The Population - Energy Clock Is Ticking - Feb 05, 2014
Reviewer: Ned Rosen
Ongoing public controversies about energy sources and global warming, coupled with the substantive contents of this book, its readability, and its use of teaching guides at the beginning and ends of chapters, make it an ideal textbook candidate for educational institutions. It is not a substitute for a standard chemistry textbook. However it could become the basis for a very popular and important multidisciplinary elective, and for non-technical, publicly offered adult education courses. It might also be used effectively in corporate and government executive development programs. The text is quite suitable for adult lay-persons and young people having limited scientific background.
The author has produced a comprehensive and objective analysis of the full range of energy source alternatives. A variety of fossil fuels, bio-fuels, solar, nuclear, wind, hydro-energy and geothermal sources are covered. The book explains in depth their relative advantages and disadvantages from efficiency, cost, engineering, and infrastructure requirements, and environmental impact perspectives.
Kerlin's approach, grounded in factual knowledge of chemistry and other scientific and technical disciplines, is unique. "Science," he declares, "...underlies each potential energy source and each energy use technology. Without quantitative assessments based on well-established scientific facts, claims about relative merits of various energy options must be viewed as assumptions rather than hard facts.
Clearly written and well organized, this 470 page book (plus its 153 pages of supporting technical appendices, extensive glossary, and detailed index) represents extensive scholarly work. It raises serious questions about economic growth. Beyond that, it provides science based "...information needed to [establish priorities] and make informed decisions about our energy future."
Kerlin believes we have the means to deal with the problems. "What will be needed," he states, "is commitment, informed decision making, and hard work." This book, suggests to me that the world also will need personal sacrifice and a greater sense of urgency, all of which requires leadership."

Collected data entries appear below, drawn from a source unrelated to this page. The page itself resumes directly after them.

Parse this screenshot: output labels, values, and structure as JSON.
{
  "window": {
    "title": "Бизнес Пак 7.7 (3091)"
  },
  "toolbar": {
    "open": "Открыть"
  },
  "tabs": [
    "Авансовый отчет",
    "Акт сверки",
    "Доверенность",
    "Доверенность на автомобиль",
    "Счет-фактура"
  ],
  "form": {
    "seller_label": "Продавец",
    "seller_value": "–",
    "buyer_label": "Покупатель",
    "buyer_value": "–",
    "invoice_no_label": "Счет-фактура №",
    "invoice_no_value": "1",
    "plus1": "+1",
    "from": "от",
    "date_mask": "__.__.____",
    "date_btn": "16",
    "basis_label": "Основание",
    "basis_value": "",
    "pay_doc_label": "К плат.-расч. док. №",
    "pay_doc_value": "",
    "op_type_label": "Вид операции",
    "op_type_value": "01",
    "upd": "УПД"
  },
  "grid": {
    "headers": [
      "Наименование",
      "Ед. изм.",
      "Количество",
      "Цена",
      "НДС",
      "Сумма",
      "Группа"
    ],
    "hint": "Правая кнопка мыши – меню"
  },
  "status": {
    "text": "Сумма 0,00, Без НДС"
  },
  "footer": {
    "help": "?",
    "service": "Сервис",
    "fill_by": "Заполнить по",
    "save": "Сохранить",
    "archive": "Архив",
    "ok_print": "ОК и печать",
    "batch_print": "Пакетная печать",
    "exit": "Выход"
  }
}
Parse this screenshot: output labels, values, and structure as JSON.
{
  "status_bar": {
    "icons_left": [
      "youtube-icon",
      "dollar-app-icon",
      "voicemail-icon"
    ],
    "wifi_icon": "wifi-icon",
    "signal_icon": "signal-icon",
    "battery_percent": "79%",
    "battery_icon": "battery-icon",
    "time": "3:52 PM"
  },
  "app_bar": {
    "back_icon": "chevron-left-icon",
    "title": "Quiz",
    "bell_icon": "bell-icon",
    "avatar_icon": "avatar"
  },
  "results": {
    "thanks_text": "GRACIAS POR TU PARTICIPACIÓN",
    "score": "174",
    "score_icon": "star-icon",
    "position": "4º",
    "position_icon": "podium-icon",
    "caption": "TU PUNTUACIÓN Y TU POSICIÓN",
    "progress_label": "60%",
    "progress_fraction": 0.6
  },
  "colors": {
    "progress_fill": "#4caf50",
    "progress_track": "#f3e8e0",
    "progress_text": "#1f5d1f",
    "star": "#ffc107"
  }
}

A Course for All Undergrads - Jan 22, 2014
Reviewer: Paul Marotta
Future Energy is an excellent text. It provides an unbiased, fact-based approach to describing the complex energy landscape. The text could be used as the basis for an undergraduate level course aimed at the general undergraduate population to fulfill science core requirements, or, taught at a slightly higher technical level such as an intro engineering course.
The energy debate is critical for our country/world, and this information provides future voters with the basic facts about energy sources,as well as an understanding of energy metrics/terminology required to make thoughtful decisions.
I was discussing this topic and text specifically with a colleague this past week with hopes to generate interest. If the course idea moves forward, I would use this text.